- Mexican theatrical poster
- Directed by: Luis Enrique Vergara Jack Hill
- Screenplay by: Luis Enrique Vergara
- Produced by: Juan Ibáñez Luis Enrique Vergara
- Starring: Boris Karloff; Julissa; Andrés García; José Ángel Espinoza; ;
- Cinematography: Raúl Domínguez Austin McKinney
- Edited by: Ángel Camacho
- Music by: Enrico C. Cabiati Alicia Urreta
- Production companies: Azteca Films Filmica Vergara S.A.
- Distributed by: Columbia Pictures (US)
- Release date: 1972 (US);
- Running time: 89 minutes
- Country: Mexico
- Language: English

= House of Evil =

1972 film directed by Luis Enrique Vergara and Jack Hill

House of Evil (Serenata macabra, also released as Dance of Death) is a 1972 Mexican horror film directed by Luis Enrique Vergara and Jack Hill, and starring Boris Karloff, Julissa, Andrés García and José Ángel Espinoza.

This was the first in a cycle of four films Karloff made in a package deal with Mexican producer Luis Enrique Vergara. The others are Isle of the Snake People, The Incredible Invasion, and Fear Chamber. Karloff's scenes for all four films were directed by Hill in Los Angeles in the spring of 1968, while the rest of the films were completed in Mexico without either's involvement.

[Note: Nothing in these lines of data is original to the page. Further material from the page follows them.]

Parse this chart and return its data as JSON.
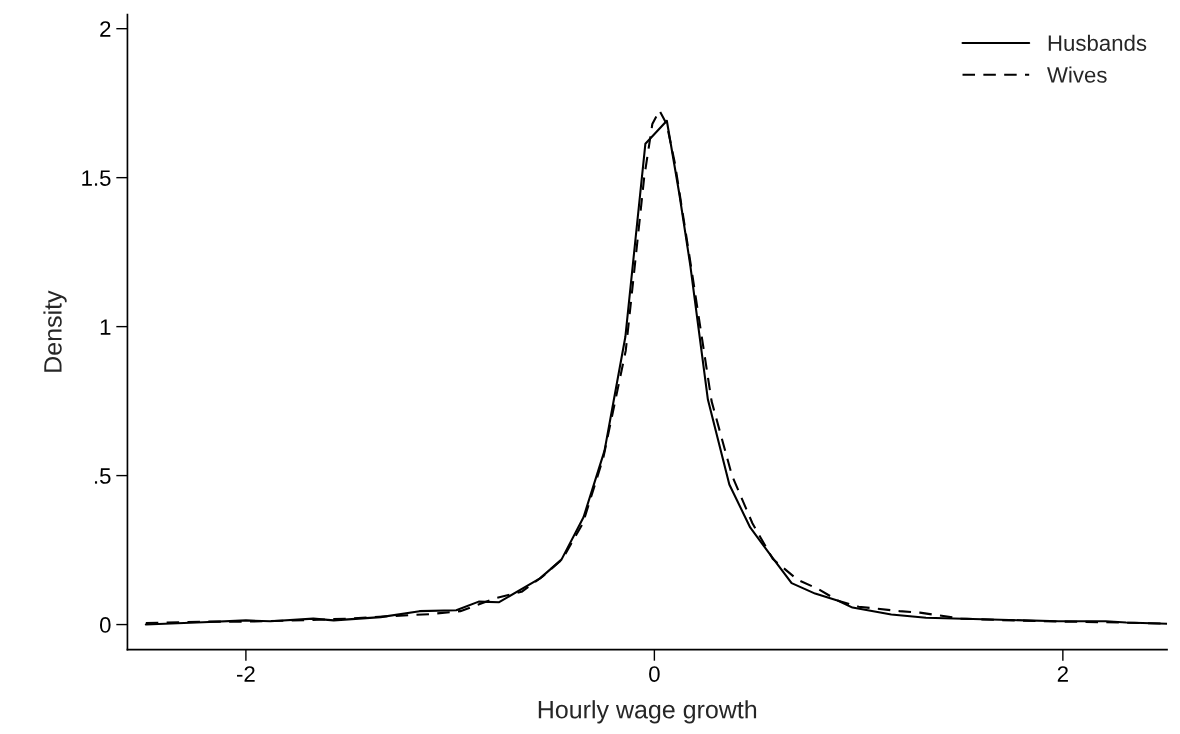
{
  "chart_data": {
    "type": "line",
    "xlabel": "Hourly wage growth",
    "ylabel": "Density",
    "xlim": [
      -2.58,
      2.51
    ],
    "xticks": [
      -2,
      0,
      2
    ],
    "ylim": [
      -0.084,
      2.047
    ],
    "yticks": [
      0,
      {
        "value": 0.5,
        "label": ".5"
      },
      1,
      1.5,
      2
    ],
    "grid": false,
    "legend": "top right",
    "marker": "none",
    "series": [
      {
        "name": "Husbands",
        "color": "#000000",
        "line_style": "solid",
        "x": [
          -2.49,
          -2.21,
          -2.0,
          -1.88,
          -1.67,
          -1.57,
          -1.34,
          -1.15,
          -0.97,
          -0.86,
          -0.76,
          -0.56,
          -0.455,
          -0.347,
          -0.244,
          -0.142,
          -0.044,
          0.061,
          0.122,
          0.176,
          0.262,
          0.367,
          0.469,
          0.567,
          0.672,
          0.787,
          0.9,
          0.97,
          1.16,
          1.33,
          1.65,
          1.98,
          2.21,
          2.31,
          2.51
        ],
        "values": [
          0.0,
          0.008,
          0.014,
          0.011,
          0.02,
          0.014,
          0.025,
          0.045,
          0.048,
          0.077,
          0.075,
          0.155,
          0.218,
          0.36,
          0.584,
          0.966,
          1.614,
          1.691,
          1.446,
          1.205,
          0.755,
          0.47,
          0.326,
          0.235,
          0.139,
          0.104,
          0.08,
          0.057,
          0.034,
          0.023,
          0.017,
          0.011,
          0.011,
          0.007,
          0.003
        ]
      },
      {
        "name": "Wives",
        "color": "#000000",
        "line_style": "dashed",
        "x": [
          -2.49,
          -2.2,
          -2.0,
          -1.7,
          -1.5,
          -1.3,
          -1.1,
          -0.95,
          -0.77,
          -0.65,
          -0.55,
          -0.45,
          -0.35,
          -0.25,
          -0.14,
          -0.05,
          -0.01,
          0.025,
          0.06,
          0.1,
          0.18,
          0.28,
          0.38,
          0.48,
          0.58,
          0.7,
          0.8,
          0.9,
          1.0,
          1.2,
          1.3,
          1.5,
          1.7,
          2.0,
          2.2,
          2.5
        ],
        "values": [
          0.005,
          0.01,
          0.01,
          0.015,
          0.02,
          0.028,
          0.035,
          0.045,
          0.09,
          0.11,
          0.16,
          0.22,
          0.34,
          0.56,
          0.92,
          1.5,
          1.68,
          1.725,
          1.68,
          1.55,
          1.2,
          0.75,
          0.5,
          0.34,
          0.22,
          0.151,
          0.12,
          0.08,
          0.06,
          0.045,
          0.04,
          0.02,
          0.015,
          0.01,
          0.008,
          0.003
        ]
      }
    ]
  }
}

House of Evil was released theatrically in 1972, three years after Karloff's death.

==Plot==
Morhenge Mansion, 1900. The dying Matthias Morteval invites his dysfunctional relatives to his home for a will reading. However, he dies, and soon the relatives are being murdered one by one by his robotic toys that are alive.